= Alt.atheism =

Usenet newsgroup that discusses atheism

alt.atheism is a Usenet newsgroup within the alt.* hierarchy that discusses atheism. The group was originally created on February 6, 1990, by a member of the alt.pagan newsgroup, to provide an alternative forum for the numerous discussions on atheism that were overwhelming the pagan group. A survey of Usenet groups in 1994–1995 found that, among 70 groups discussing "consciousness, spirituality, and religion (broadly defined)", it was the group with the highest traffic volume.
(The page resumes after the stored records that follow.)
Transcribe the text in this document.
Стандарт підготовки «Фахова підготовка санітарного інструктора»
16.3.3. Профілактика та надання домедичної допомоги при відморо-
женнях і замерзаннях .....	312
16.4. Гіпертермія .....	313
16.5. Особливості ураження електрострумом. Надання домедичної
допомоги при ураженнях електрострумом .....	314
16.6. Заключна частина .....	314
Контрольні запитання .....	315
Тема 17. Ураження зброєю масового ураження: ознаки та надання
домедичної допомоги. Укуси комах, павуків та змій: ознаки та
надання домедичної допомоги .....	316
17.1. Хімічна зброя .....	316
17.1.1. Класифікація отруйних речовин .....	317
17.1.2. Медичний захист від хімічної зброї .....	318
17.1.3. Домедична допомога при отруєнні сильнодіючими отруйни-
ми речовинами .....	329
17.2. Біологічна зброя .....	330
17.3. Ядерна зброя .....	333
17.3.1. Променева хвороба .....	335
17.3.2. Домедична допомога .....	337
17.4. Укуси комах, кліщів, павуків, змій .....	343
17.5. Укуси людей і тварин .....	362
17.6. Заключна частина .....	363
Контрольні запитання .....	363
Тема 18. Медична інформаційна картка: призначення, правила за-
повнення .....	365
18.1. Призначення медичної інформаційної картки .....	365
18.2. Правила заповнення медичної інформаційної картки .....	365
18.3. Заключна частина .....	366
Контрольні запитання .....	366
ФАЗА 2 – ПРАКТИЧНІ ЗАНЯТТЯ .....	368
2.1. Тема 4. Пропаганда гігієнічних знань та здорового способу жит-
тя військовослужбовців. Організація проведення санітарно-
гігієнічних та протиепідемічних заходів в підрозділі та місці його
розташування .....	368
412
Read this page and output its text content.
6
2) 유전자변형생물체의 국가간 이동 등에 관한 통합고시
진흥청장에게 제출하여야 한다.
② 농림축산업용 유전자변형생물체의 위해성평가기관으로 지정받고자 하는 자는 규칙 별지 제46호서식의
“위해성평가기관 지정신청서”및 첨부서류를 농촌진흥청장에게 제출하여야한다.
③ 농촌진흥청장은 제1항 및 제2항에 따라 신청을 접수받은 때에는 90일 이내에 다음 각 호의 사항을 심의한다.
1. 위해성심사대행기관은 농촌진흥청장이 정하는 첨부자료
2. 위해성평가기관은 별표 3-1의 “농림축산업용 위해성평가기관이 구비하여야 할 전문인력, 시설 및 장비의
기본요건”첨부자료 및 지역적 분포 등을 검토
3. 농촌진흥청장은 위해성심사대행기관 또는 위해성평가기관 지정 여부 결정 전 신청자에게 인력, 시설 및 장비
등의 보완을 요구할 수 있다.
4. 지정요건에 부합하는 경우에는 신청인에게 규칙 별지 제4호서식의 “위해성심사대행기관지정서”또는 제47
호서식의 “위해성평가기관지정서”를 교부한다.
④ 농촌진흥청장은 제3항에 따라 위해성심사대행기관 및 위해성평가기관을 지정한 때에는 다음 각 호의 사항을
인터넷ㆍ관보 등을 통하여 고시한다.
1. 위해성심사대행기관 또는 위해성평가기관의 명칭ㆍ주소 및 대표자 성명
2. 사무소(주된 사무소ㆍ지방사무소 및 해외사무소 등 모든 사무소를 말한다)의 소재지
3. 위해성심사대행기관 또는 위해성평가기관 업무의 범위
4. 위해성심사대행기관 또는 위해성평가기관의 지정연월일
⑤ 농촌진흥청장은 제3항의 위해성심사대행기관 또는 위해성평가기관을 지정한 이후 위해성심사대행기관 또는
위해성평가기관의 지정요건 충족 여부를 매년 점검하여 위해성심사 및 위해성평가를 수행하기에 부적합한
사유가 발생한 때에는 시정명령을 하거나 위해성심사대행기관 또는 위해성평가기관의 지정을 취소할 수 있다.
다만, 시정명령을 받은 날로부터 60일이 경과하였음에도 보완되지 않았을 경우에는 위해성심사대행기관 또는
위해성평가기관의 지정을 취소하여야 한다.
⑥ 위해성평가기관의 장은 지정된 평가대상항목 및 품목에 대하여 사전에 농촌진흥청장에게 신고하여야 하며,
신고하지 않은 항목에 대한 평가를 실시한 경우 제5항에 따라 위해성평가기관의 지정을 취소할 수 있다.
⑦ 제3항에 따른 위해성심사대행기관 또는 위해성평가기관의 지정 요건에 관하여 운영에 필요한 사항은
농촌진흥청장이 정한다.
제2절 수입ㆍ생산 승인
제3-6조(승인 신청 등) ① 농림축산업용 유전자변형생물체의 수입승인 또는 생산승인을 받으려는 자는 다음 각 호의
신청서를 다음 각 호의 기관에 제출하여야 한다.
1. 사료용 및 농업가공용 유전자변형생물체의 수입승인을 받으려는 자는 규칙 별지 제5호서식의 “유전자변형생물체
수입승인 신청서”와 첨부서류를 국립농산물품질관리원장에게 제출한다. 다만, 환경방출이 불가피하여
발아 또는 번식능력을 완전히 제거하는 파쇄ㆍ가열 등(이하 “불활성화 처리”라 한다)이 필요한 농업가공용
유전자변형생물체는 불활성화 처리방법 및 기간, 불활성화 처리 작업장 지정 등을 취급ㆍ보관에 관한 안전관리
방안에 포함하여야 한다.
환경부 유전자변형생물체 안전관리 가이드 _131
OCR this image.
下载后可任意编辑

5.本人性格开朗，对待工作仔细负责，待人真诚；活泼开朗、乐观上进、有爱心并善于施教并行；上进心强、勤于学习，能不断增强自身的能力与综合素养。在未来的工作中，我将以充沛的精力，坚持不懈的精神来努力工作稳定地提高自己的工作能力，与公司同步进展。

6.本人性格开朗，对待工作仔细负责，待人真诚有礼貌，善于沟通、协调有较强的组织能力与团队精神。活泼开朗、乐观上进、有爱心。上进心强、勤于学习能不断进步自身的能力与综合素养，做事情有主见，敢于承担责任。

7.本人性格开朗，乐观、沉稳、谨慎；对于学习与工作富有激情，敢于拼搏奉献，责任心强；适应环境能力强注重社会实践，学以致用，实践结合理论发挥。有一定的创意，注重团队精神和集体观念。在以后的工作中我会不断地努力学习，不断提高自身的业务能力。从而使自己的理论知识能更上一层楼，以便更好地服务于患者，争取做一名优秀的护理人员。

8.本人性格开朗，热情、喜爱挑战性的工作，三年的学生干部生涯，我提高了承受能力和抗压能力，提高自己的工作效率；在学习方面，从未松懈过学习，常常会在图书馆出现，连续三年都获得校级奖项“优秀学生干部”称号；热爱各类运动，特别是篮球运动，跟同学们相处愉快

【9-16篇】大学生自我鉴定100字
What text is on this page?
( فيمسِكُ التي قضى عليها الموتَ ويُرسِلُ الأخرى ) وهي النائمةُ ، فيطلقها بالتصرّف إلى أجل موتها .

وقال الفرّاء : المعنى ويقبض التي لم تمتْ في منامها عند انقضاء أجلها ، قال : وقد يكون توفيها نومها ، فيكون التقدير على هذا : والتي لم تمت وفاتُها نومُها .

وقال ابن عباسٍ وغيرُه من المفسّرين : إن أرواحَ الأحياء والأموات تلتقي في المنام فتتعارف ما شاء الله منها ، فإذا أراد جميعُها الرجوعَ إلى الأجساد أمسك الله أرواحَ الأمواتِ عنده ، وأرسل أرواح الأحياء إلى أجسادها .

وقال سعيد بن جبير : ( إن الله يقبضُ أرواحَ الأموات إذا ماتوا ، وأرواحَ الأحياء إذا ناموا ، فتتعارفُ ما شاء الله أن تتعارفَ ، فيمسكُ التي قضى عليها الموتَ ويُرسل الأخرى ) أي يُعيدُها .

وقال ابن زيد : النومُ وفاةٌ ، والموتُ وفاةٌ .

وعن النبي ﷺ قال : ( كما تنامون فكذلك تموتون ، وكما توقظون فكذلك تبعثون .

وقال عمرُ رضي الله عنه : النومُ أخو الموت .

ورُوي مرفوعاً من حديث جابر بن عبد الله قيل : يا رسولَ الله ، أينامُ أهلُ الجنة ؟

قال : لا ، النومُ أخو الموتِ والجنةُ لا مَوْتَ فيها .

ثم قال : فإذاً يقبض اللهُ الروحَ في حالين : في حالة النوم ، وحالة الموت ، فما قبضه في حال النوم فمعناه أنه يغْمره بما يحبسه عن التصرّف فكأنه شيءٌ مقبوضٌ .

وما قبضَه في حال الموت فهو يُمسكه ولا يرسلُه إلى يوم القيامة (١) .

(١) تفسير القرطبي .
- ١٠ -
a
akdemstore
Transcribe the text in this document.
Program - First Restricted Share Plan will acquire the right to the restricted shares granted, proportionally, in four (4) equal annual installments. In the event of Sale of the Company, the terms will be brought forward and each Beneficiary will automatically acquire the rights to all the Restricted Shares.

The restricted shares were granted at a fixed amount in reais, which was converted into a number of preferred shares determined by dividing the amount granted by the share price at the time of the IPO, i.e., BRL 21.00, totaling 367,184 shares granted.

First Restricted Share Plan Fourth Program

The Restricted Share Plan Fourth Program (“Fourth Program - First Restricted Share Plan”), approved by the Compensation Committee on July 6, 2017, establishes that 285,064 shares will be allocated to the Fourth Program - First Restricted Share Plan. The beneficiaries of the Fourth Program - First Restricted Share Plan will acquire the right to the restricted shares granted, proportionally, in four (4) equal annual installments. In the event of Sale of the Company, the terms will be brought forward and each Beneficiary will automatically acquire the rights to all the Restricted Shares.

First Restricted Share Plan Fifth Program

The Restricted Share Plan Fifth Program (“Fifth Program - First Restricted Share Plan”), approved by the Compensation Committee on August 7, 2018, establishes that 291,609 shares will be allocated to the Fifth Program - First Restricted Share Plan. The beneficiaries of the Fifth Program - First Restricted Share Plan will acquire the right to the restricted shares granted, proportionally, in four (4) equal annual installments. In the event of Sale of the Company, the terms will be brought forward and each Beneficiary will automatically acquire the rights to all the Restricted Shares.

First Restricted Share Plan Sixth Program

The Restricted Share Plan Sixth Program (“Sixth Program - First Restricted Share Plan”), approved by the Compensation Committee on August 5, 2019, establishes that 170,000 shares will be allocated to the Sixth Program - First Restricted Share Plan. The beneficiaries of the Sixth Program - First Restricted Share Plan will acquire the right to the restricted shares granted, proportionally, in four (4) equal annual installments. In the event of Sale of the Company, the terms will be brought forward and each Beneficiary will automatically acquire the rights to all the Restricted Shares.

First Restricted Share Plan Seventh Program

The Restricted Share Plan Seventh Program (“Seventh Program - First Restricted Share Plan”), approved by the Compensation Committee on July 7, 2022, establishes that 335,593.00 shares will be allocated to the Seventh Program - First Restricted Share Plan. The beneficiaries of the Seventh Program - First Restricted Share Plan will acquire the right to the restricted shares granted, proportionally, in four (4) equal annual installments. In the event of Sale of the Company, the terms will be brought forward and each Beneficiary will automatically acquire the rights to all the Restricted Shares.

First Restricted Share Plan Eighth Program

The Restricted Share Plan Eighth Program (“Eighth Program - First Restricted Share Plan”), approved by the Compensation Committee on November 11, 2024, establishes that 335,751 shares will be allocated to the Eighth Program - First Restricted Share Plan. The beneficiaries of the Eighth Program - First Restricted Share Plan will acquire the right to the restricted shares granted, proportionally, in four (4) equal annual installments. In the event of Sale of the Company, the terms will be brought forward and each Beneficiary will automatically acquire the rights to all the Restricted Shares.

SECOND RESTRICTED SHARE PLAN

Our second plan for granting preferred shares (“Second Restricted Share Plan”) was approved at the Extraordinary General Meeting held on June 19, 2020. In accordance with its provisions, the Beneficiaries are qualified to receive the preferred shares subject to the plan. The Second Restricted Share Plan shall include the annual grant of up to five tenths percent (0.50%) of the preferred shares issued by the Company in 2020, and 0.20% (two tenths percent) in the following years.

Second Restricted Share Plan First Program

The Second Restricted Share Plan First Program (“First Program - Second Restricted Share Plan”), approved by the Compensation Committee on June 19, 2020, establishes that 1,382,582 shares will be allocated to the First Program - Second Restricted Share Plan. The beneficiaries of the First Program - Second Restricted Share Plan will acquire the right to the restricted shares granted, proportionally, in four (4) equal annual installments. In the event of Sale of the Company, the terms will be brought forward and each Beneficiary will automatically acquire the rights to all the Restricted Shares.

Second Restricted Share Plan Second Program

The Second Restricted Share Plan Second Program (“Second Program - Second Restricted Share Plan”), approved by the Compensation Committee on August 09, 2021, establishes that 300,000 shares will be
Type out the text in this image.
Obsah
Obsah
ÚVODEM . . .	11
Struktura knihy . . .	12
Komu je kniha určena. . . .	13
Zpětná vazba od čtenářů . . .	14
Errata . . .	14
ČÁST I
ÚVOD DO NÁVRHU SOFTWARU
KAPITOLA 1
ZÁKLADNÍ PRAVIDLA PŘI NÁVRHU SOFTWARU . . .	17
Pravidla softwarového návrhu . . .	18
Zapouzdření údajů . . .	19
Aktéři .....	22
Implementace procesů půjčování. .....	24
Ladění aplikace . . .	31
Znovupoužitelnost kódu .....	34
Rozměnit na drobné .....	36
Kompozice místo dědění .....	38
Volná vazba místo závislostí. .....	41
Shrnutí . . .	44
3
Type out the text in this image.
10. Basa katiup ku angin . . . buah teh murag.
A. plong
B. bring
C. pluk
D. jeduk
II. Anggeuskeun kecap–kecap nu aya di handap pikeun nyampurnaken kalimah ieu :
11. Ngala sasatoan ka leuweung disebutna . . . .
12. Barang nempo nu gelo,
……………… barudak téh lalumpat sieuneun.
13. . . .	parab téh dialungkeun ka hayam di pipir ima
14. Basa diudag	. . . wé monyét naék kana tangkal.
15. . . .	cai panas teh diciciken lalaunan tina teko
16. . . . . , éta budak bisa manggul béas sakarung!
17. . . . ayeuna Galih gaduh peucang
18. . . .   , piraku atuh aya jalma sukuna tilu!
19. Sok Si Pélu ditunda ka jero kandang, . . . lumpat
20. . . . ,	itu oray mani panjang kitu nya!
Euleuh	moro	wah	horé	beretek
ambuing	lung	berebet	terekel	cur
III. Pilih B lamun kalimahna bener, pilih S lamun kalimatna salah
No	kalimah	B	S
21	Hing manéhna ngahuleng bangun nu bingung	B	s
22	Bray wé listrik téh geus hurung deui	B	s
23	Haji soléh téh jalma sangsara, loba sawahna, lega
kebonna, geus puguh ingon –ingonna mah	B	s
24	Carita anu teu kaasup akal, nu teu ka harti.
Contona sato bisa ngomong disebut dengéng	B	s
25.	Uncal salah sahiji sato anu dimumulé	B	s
Nash writes that "atheist and freethought newsgroups" including alt.atheism have "done much to remove the sense of isolation felt by many with antireligious opinions".

==Discussion matter==
According to the alt.atheism FAQ, the purpose of the group is to discuss atheism and atheist topics such as the following:

- Whether it is reasonable to pretend to be religious in order to avoid upsetting one's family
- Prayer in schools
- Discrimination against atheists
- Sunday trading laws
- The Satanic Child Abuse myth
- Whether one should be an overt atheist or 'stay in the closet'
- How religious societies prey on new college students
- How to get rid of unwanted proselytizers
- Whether religion is a danger to society and/or the individual
- Why people become atheists

Ricker calls out another common discussion topic, the proper definition of atheism, as being "the thread that never dies on alt.atheism". The popularization of the "weak and strong atheism" terminology for different definitions of atheism has been credited to discussions on the alt.atheism newsgroup.